On the new site, we have added a strap line of ‘Offerings from Africa, Asia, Middle East, Latin America’ and four new tabs:
News: links to news items across the Anglican Communion
Seminars: details of seminars in the UK and around the world
Resources: books, book series, articles, poems, proverbs, riddles, insights and wit
Galleries: with photos, videos and art
C. Two Seminars led by Professor Joseph Galgalo at Lambeth Palace (20 Oct) and in Durham (10 Nov)
I am delighted that the Revd Professor Joseph Galgalo, Vice-Chancellor of St Paul’s University, Limuru, Kenya, will be the first guest in the UK of this project, from mid-October to mid-November 2015. He is a highly respected African theologian, with a BD from Limuru and a PhD from Cambridge (entitled ‘Eucharistic Sacrifice: a theological study of the sacrificial interpretation of the early Eucharist and its role in the economy of salvation c.30-202).
He has transformed St Paul’s University, Limuru.
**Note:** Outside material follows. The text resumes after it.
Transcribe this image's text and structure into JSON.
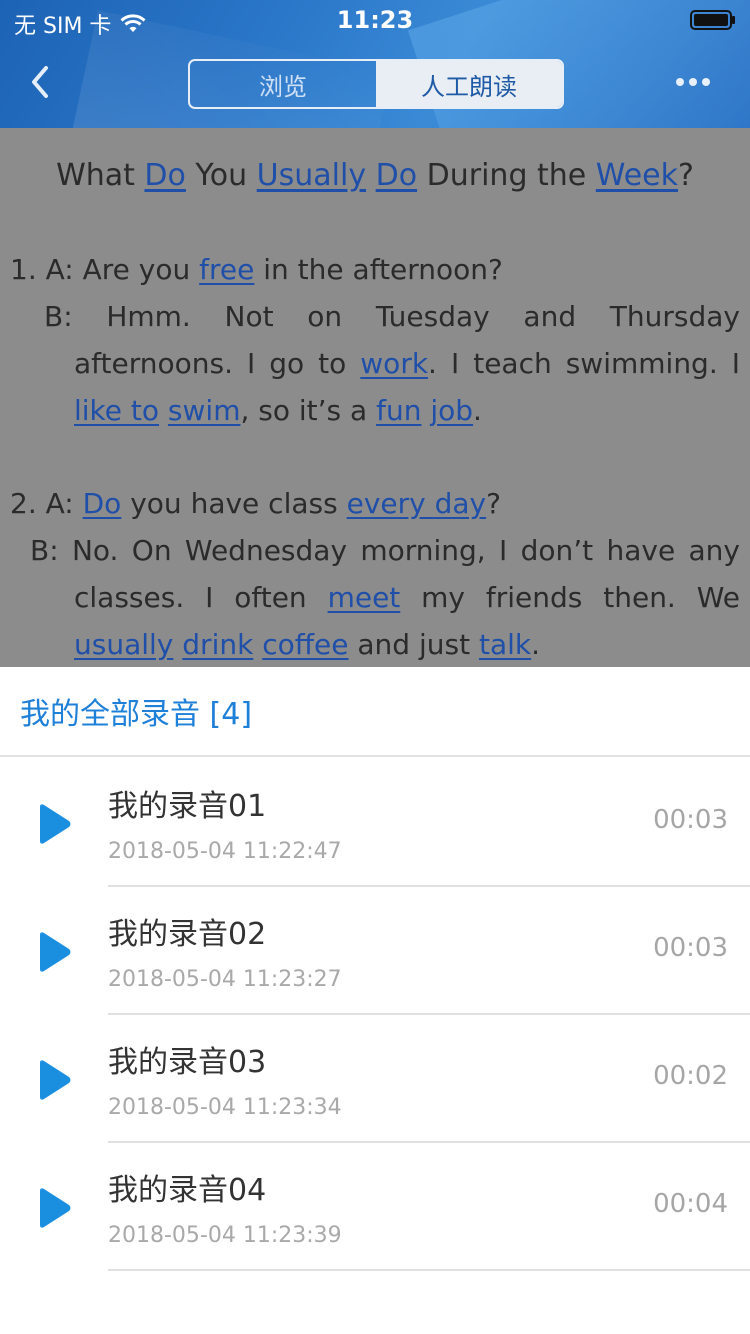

In his first three years, student numbers increased from 2000 to 6000; academic staff from 100 to 300; and six new university buildings were put up without overseas grants.
He will be leading two seminars, which will each include his paper and plenty of time for discussion.
Tuesday 20 October 2015, 3.00pm at Lambeth Palace, London, ‘Developments and Trends in African Christianity: an Anglican Kenyan Perspective’.
Tuesday 10 November 2015, 2.30pm at Durham University, ‘The Place of Theology in the Contemporary University’.
For an invitation (which is needed), please email Claire Reynolds firstname.lastname@example.org
The papers will be published on this site.
So, I hope you will enjoy browsing this extended site and will contribute to its growth over the months and years. Please remember this project in your prayers and consider passing on the news.
With best wishes in Christ
i Daniel W Hardy pointed out at a symposium in 1991 in Dunedin, New Zealand, that although the modern meaning of ‘context’ may sometimes be used to divide and confront, etymologically its meaning is to interweave and connect. ‘The Future of Theology in a Complex World’ in Daniel W Hardy God’s Ways With The World: Thinking and Practising Christian Faith (Edinburgh: T&T Clark, 1996), pp. 31-50.